The Federal Government's Trove platform, administered by the National Library of Australia, absorbed many of these contributions over successive years. That aggregation, useful as it was for public access, also amplified the duplication: the same glass-plate negative, scanned by two different institutions on two different occasions, could appear in Trove under different identifiers, different titles and different rights statements.
The audit and what it found
A formal audit commissioned through the Ballarat Regional Libraries network and delivered in the second half of 2024 counted more than 14,000 image records across the four main contributing institutions that were either exact duplicates or near-identical scans of the same physical object. That figure represented roughly 22 per cent of the combined digital holdings reviewed. The audit cost approximately $47,000, funded through a State Library Victoria community heritage grant.
The report identified three structural causes: grant conditions that measured outputs in raw file counts rather than unique objects; the absence of a shared identifier system across institutions before 2019; and staff turnover rates at regional galleries and libraries that meant institutional memory about what had already been scanned was regularly lost. Ballarat Central Library on Doveton Street had changed digitisation coordinators four times between 2008 and 2020, according to the audit's methodology section.
Deduplication work began in earnest in early 2025. It involves both automated matching software and manual review, because metadata inconsistencies mean automated tools alone cannot reliably identify near-duplicates without human confirmation. The process is expected to run through to at least mid-2027.

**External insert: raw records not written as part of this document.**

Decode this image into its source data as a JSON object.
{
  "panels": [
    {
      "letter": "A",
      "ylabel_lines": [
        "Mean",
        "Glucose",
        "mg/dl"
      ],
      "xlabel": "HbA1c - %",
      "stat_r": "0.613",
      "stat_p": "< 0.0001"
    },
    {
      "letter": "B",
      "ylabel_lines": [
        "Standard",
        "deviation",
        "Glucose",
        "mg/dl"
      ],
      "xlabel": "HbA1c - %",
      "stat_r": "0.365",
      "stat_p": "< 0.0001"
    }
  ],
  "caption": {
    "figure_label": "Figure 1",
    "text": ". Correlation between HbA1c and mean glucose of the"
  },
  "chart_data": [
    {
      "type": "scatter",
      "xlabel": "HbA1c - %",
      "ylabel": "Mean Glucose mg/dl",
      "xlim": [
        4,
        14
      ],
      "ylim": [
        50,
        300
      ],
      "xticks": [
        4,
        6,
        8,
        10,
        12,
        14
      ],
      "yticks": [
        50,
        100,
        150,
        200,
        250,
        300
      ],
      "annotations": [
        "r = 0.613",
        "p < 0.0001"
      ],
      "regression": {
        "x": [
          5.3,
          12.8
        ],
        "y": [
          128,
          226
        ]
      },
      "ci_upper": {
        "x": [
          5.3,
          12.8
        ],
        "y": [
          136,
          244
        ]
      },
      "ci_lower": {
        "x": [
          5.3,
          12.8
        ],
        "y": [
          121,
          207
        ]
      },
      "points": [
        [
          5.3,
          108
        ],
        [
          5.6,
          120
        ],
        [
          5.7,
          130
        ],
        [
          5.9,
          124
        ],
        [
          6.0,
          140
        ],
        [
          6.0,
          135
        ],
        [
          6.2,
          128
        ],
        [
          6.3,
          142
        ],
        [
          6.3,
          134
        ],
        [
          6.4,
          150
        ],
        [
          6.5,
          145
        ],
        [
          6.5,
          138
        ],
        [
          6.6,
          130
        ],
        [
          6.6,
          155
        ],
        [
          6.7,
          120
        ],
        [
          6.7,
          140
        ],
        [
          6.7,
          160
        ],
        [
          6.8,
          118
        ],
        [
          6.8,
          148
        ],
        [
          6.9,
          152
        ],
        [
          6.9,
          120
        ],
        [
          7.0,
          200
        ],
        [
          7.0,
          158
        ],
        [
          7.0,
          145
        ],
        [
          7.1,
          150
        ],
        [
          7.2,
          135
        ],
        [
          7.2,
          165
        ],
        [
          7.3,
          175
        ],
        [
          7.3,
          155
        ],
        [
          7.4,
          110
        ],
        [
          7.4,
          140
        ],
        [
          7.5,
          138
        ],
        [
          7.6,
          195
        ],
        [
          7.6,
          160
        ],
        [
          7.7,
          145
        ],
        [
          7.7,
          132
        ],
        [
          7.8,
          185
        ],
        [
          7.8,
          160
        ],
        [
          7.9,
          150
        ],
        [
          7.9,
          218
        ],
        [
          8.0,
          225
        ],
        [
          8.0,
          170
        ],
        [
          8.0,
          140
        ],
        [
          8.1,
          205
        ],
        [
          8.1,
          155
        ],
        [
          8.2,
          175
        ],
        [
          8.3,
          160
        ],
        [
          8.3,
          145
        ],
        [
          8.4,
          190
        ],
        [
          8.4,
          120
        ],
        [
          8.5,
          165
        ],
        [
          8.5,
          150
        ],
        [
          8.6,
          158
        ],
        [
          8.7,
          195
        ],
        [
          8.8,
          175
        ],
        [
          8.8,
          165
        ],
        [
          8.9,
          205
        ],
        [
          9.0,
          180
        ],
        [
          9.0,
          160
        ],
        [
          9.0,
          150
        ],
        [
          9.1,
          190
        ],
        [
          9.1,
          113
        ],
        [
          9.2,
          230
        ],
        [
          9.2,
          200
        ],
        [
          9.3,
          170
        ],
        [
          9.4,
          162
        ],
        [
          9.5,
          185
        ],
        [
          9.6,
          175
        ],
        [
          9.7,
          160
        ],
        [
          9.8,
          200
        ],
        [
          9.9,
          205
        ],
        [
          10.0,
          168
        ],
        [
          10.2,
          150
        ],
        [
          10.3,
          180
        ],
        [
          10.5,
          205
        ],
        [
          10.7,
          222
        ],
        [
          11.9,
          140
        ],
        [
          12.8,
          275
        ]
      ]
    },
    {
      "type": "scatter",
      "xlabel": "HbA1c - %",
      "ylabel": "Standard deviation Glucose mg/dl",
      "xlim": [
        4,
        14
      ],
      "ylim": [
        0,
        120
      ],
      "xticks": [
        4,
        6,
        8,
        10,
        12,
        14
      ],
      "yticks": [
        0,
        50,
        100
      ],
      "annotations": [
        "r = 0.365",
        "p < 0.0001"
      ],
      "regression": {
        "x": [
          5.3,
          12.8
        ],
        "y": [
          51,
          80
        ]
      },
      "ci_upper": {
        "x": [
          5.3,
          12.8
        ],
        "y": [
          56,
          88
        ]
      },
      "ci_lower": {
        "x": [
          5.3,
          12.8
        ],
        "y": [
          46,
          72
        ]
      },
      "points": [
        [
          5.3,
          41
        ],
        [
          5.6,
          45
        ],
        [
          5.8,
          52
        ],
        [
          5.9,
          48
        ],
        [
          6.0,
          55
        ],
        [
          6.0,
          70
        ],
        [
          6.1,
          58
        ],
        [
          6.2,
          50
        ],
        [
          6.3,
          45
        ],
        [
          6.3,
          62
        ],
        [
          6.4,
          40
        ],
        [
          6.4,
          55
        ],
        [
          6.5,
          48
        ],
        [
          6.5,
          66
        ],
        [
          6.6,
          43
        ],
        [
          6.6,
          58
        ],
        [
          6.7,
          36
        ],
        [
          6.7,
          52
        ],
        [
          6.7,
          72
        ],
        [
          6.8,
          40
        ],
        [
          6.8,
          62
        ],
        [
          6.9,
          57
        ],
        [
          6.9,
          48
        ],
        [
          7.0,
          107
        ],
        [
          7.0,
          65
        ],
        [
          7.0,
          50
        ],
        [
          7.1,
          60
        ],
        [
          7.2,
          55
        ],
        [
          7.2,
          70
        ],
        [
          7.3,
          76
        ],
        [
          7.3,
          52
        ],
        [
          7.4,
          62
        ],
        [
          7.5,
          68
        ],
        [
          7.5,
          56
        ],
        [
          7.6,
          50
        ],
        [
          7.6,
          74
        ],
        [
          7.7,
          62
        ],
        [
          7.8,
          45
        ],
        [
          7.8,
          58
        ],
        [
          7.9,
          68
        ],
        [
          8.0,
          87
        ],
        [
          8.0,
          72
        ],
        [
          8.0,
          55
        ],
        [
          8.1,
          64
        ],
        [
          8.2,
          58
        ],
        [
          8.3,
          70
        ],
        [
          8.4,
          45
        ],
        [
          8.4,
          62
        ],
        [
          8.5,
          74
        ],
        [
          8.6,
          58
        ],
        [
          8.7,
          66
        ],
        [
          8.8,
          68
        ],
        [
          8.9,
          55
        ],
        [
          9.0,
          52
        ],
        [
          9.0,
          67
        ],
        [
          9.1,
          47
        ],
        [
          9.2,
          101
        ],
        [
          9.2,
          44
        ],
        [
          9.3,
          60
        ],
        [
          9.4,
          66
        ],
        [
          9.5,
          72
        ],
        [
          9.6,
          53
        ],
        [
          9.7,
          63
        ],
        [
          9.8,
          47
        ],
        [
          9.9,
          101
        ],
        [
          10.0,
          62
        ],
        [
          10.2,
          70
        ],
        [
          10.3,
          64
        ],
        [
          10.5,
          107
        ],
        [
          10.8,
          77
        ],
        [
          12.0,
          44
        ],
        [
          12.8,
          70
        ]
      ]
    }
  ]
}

For anyone using these archives — researchers, heritage consultants, tourism operators preparing interpretive material along the Eureka Centre precinct on Stawell Street — the practical implication is that search results in local digital catalogues are currently being revised progressively as duplicates are resolved. Records may temporarily appear, disappear or be merged without notice as the work proceeds.
Institutions have been advised to note the audit period in any materials that cite digital collection sizes, since headline figures will continue to shift downward until deduplication is complete. The City of Ballarat's heritage team has flagged the revised, cleaner collection will form the foundation for a new unified catalogue planned for launch in 2028.